Missy Parkerton, now the greenhouse manager, said while the greenhouses were originally established to supply the gardens O’Connor designed, they’ve evolved into a stand-alone retail business.

The Greenhouse, as the retail business is referred to, resides in two large hoop houses packed with annuals, perennials, vegetables and herbs. Flowering trees wait outside the structures. Chickens, some sporting elaborate feathers on their heads, scratch in the dirt alongside prehistoric-looking guinea fowl. O’Connor’s dogs, Digger and O’Malley, greet customers enthusiastically.

The Islandscape crew spends winters researching plants to stock in The Greenhouse, gathering a few times each week to peruse catalogues and keep abreast of current trends. May and June are spent digging in gardens, O’Connor said, while July and August are devoted to maintenance.

“Fall we put things to bed, we buy big things of compost and spread it on. There’s not a lot of soil on North Haven so we have trucked I don’t know how many tons of organic matter onto the island to make great gardens,” said O’Connor. “And we do make great gardens.”

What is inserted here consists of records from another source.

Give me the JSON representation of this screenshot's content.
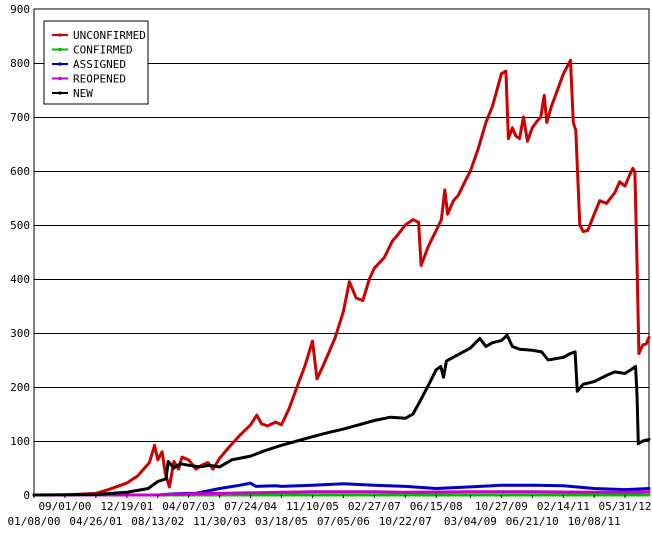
{
  "chart_data": {
    "type": "line",
    "title": "",
    "xlabel": "",
    "ylabel": "",
    "ylim": [
      0,
      900
    ],
    "y_ticks": [
      0,
      100,
      200,
      300,
      400,
      500,
      600,
      700,
      800,
      900
    ],
    "y_tick_labels": [
      "0",
      "100",
      "200",
      "300",
      "400",
      "500",
      "600",
      "700",
      "800",
      "900"
    ],
    "grid": true,
    "legend_position": "top-left",
    "x_range": [
      "01/08/00",
      "12/01/12"
    ],
    "x_ticks_upper": [
      "09/01/00",
      "12/19/01",
      "04/07/03",
      "07/24/04",
      "11/10/05",
      "02/27/07",
      "06/15/08",
      "10/27/09",
      "02/14/11",
      "05/31/12"
    ],
    "x_ticks_lower": [
      "01/08/00",
      "04/26/01",
      "08/13/02",
      "11/30/03",
      "03/18/05",
      "07/05/06",
      "10/22/07",
      "03/04/09",
      "06/21/10",
      "10/08/11"
    ],
    "series": [
      {
        "name": "UNCONFIRMED",
        "color": "#cc0000",
        "points": [
          [
            "01/08/00",
            0
          ],
          [
            "09/01/00",
            0
          ],
          [
            "04/26/01",
            3
          ],
          [
            "08/01/01",
            10
          ],
          [
            "12/19/01",
            22
          ],
          [
            "03/10/02",
            35
          ],
          [
            "06/10/02",
            60
          ],
          [
            "07/20/02",
            92
          ],
          [
            "08/13/02",
            65
          ],
          [
            "09/15/02",
            80
          ],
          [
            "10/10/02",
            40
          ],
          [
            "11/10/02",
            15
          ],
          [
            "12/15/02",
            62
          ],
          [
            "01/20/03",
            48
          ],
          [
            "02/15/03",
            70
          ],
          [
            "04/07/03",
            65
          ],
          [
            "06/01/03",
            48
          ],
          [
            "07/15/03",
            55
          ],
          [
            "09/01/03",
            60
          ],
          [
            "10/10/03",
            48
          ],
          [
            "11/30/03",
            68
          ],
          [
            "02/15/04",
            90
          ],
          [
            "05/01/04",
            110
          ],
          [
            "07/24/04",
            130
          ],
          [
            "09/10/04",
            148
          ],
          [
            "10/15/04",
            132
          ],
          [
            "12/01/04",
            128
          ],
          [
            "02/01/05",
            135
          ],
          [
            "03/18/05",
            130
          ],
          [
            "05/15/05",
            160
          ],
          [
            "07/15/05",
            200
          ],
          [
            "09/15/05",
            240
          ],
          [
            "11/10/05",
            285
          ],
          [
            "12/15/05",
            215
          ],
          [
            "02/01/06",
            240
          ],
          [
            "05/01/06",
            290
          ],
          [
            "07/05/06",
            340
          ],
          [
            "08/20/06",
            395
          ],
          [
            "10/10/06",
            365
          ],
          [
            "12/01/06",
            360
          ],
          [
            "01/20/07",
            400
          ],
          [
            "02/27/07",
            420
          ],
          [
            "05/15/07",
            440
          ],
          [
            "07/15/07",
            470
          ],
          [
            "08/20/07",
            480
          ],
          [
            "10/22/07",
            500
          ],
          [
            "12/20/07",
            510
          ],
          [
            "02/01/08",
            505
          ],
          [
            "02/20/08",
            425
          ],
          [
            "04/15/08",
            460
          ],
          [
            "06/15/08",
            490
          ],
          [
            "07/25/08",
            510
          ],
          [
            "08/20/08",
            565
          ],
          [
            "09/10/08",
            520
          ],
          [
            "10/25/08",
            545
          ],
          [
            "12/01/08",
            555
          ],
          [
            "01/20/09",
            580
          ],
          [
            "03/04/09",
            600
          ],
          [
            "05/01/09",
            640
          ],
          [
            "07/01/09",
            690
          ],
          [
            "08/20/09",
            720
          ],
          [
            "10/27/09",
            780
          ],
          [
            "12/01/09",
            785
          ],
          [
            "12/20/09",
            660
          ],
          [
            "01/20/10",
            680
          ],
          [
            "02/15/10",
            665
          ],
          [
            "03/15/10",
            660
          ],
          [
            "04/15/10",
            700
          ],
          [
            "05/15/10",
            655
          ],
          [
            "06/21/10",
            680
          ],
          [
            "07/20/10",
            690
          ],
          [
            "08/25/10",
            700
          ],
          [
            "09/20/10",
            740
          ],
          [
            "10/10/10",
            690
          ],
          [
            "11/15/10",
            720
          ],
          [
            "02/14/11",
            780
          ],
          [
            "04/10/11",
            805
          ],
          [
            "05/01/11",
            690
          ],
          [
            "05/20/11",
            675
          ],
          [
            "06/20/11",
            500
          ],
          [
            "07/15/11",
            488
          ],
          [
            "08/20/11",
            490
          ],
          [
            "10/08/11",
            520
          ],
          [
            "11/20/11",
            545
          ],
          [
            "01/10/12",
            540
          ],
          [
            "03/15/12",
            560
          ],
          [
            "04/20/12",
            580
          ],
          [
            "05/31/12",
            572
          ],
          [
            "07/01/12",
            590
          ],
          [
            "07/30/12",
            605
          ],
          [
            "08/15/12",
            598
          ],
          [
            "08/30/12",
            440
          ],
          [
            "09/15/12",
            262
          ],
          [
            "10/15/12",
            278
          ],
          [
            "11/10/12",
            280
          ],
          [
            "12/01/12",
            292
          ]
        ]
      },
      {
        "name": "CONFIRMED",
        "color": "#00bb00",
        "points": [
          [
            "01/08/00",
            0
          ],
          [
            "12/01/12",
            0
          ]
        ]
      },
      {
        "name": "ASSIGNED",
        "color": "#0000cc",
        "points": [
          [
            "01/08/00",
            0
          ],
          [
            "08/13/02",
            0
          ],
          [
            "12/15/02",
            2
          ],
          [
            "04/07/03",
            3
          ],
          [
            "06/01/03",
            3
          ],
          [
            "11/30/03",
            12
          ],
          [
            "05/01/04",
            18
          ],
          [
            "07/24/04",
            22
          ],
          [
            "09/01/04",
            16
          ],
          [
            "02/01/05",
            17
          ],
          [
            "03/18/05",
            16
          ],
          [
            "11/10/05",
            18
          ],
          [
            "07/05/06",
            21
          ],
          [
            "02/27/07",
            18
          ],
          [
            "10/22/07",
            16
          ],
          [
            "06/15/08",
            12
          ],
          [
            "03/04/09",
            15
          ],
          [
            "10/27/09",
            18
          ],
          [
            "06/21/10",
            18
          ],
          [
            "02/14/11",
            17
          ],
          [
            "10/08/11",
            12
          ],
          [
            "05/31/12",
            10
          ],
          [
            "12/01/12",
            12
          ]
        ]
      },
      {
        "name": "REOPENED",
        "color": "#cc00cc",
        "points": [
          [
            "01/08/00",
            0
          ],
          [
            "08/13/02",
            0
          ],
          [
            "04/07/03",
            2
          ],
          [
            "11/30/03",
            3
          ],
          [
            "07/24/04",
            4
          ],
          [
            "03/18/05",
            5
          ],
          [
            "11/10/05",
            6
          ],
          [
            "02/27/07",
            6
          ],
          [
            "10/22/07",
            5
          ],
          [
            "03/04/09",
            6
          ],
          [
            "06/21/10",
            6
          ],
          [
            "10/08/11",
            5
          ],
          [
            "05/31/12",
            5
          ],
          [
            "12/01/12",
            6
          ]
        ]
      },
      {
        "name": "NEW",
        "color": "#000000",
        "points": [
          [
            "01/08/00",
            0
          ],
          [
            "04/26/01",
            1
          ],
          [
            "12/19/01",
            5
          ],
          [
            "06/01/02",
            12
          ],
          [
            "08/13/02",
            25
          ],
          [
            "10/15/02",
            30
          ],
          [
            "11/01/02",
            62
          ],
          [
            "12/15/02",
            50
          ],
          [
            "02/01/03",
            58
          ],
          [
            "04/07/03",
            55
          ],
          [
            "07/01/03",
            52
          ],
          [
            "09/15/03",
            55
          ],
          [
            "11/30/03",
            52
          ],
          [
            "03/01/04",
            65
          ],
          [
            "07/24/04",
            72
          ],
          [
            "11/10/04",
            82
          ],
          [
            "03/18/05",
            92
          ],
          [
            "07/15/05",
            100
          ],
          [
            "11/10/05",
            108
          ],
          [
            "03/01/06",
            115
          ],
          [
            "07/05/06",
            122
          ],
          [
            "11/01/06",
            130
          ],
          [
            "02/27/07",
            138
          ],
          [
            "07/01/07",
            144
          ],
          [
            "10/22/07",
            142
          ],
          [
            "12/20/07",
            150
          ],
          [
            "02/15/08",
            175
          ],
          [
            "05/01/08",
            210
          ],
          [
            "06/15/08",
            232
          ],
          [
            "07/20/08",
            238
          ],
          [
            "08/10/08",
            218
          ],
          [
            "09/01/08",
            248
          ],
          [
            "12/01/08",
            260
          ],
          [
            "03/04/09",
            272
          ],
          [
            "05/15/09",
            290
          ],
          [
            "07/01/09",
            275
          ],
          [
            "08/20/09",
            282
          ],
          [
            "10/27/09",
            286
          ],
          [
            "12/10/09",
            296
          ],
          [
            "01/20/10",
            275
          ],
          [
            "03/15/10",
            270
          ],
          [
            "06/21/10",
            268
          ],
          [
            "09/01/10",
            265
          ],
          [
            "10/20/10",
            250
          ],
          [
            "02/14/11",
            255
          ],
          [
            "04/10/11",
            262
          ],
          [
            "05/15/11",
            265
          ],
          [
            "06/01/11",
            192
          ],
          [
            "07/15/11",
            205
          ],
          [
            "10/08/11",
            210
          ],
          [
            "01/15/12",
            222
          ],
          [
            "03/15/12",
            228
          ],
          [
            "05/31/12",
            225
          ],
          [
            "07/15/12",
            232
          ],
          [
            "08/20/12",
            238
          ],
          [
            "09/01/12",
            180
          ],
          [
            "09/10/12",
            95
          ],
          [
            "10/15/12",
            100
          ],
          [
            "12/01/12",
            103
          ]
        ]
      }
    ]
  }
}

Tiring of the physical labor after three decades leading her all-female crew, O’Connor is passing the garden design reins to Christina Vincent, a recent graduate of Leadership for Local Change and the Island Institute’s Island Sustainability through Leadership and Entrepreneurship (ISLE) program. Vincent, with O’Connor’s guidance, will continue the tradition of creative garden design under her new business, Northshore Designs.

Vincent moved to North Haven eight years ago with her now-husband, and began working for an island contractor as a carpenter.

“That was creative in a way, but it wasn’t creative in the way that I’d like to have and doing that for seven solid years I was just tired,” she said.

O’Connor saw an opportunity. “So I brought it up to Christina, who was getting a little tired of her job. She wanted something of her own, to grow,” she said. “The deal is I’m giving Christina the business.”

Vincent will buy plants and bagged products from The Greenhouse and will use the Islandscape crew, O’Connor said.

“Eileen will still be designing on all these projects for years, she’ll be around to help with the layouts,” said Vincent.

In addition to gardens, Vincent uses Northshore Designs as an outlet for her artistic and carpentry skills.

“Art’s always been a large portion of my studies and I also knew that I enjoyed carpentry and I enjoy being a woman and being able to do that; not many women get that opportunity. I didn’t want those skills and talents to just evaporate,” she said. So far Vincent has created mostly outdoor furniture and pieces to integrate into her gardens.

Under Vincent’s leadership, Northshore Designs will continue to create unique garden environments and special occasion flowers on North Haven. For O’Connor, Parkerton and Vincent, the business represents an opportunity to engage in work they love with a great group of women.

“I’m a designer and a plant geek, I get to do these things that make me happy,” O’Connor said. “Missy’s a grower and she can grow anything.”

“We’re all pretty much a team, everyone’s enjoyable to work with and we inspire each other,” said Vincent.

O’Connor agreed. “I feel like we’ve wound up with this great group of friends who have worked together forever,” she said.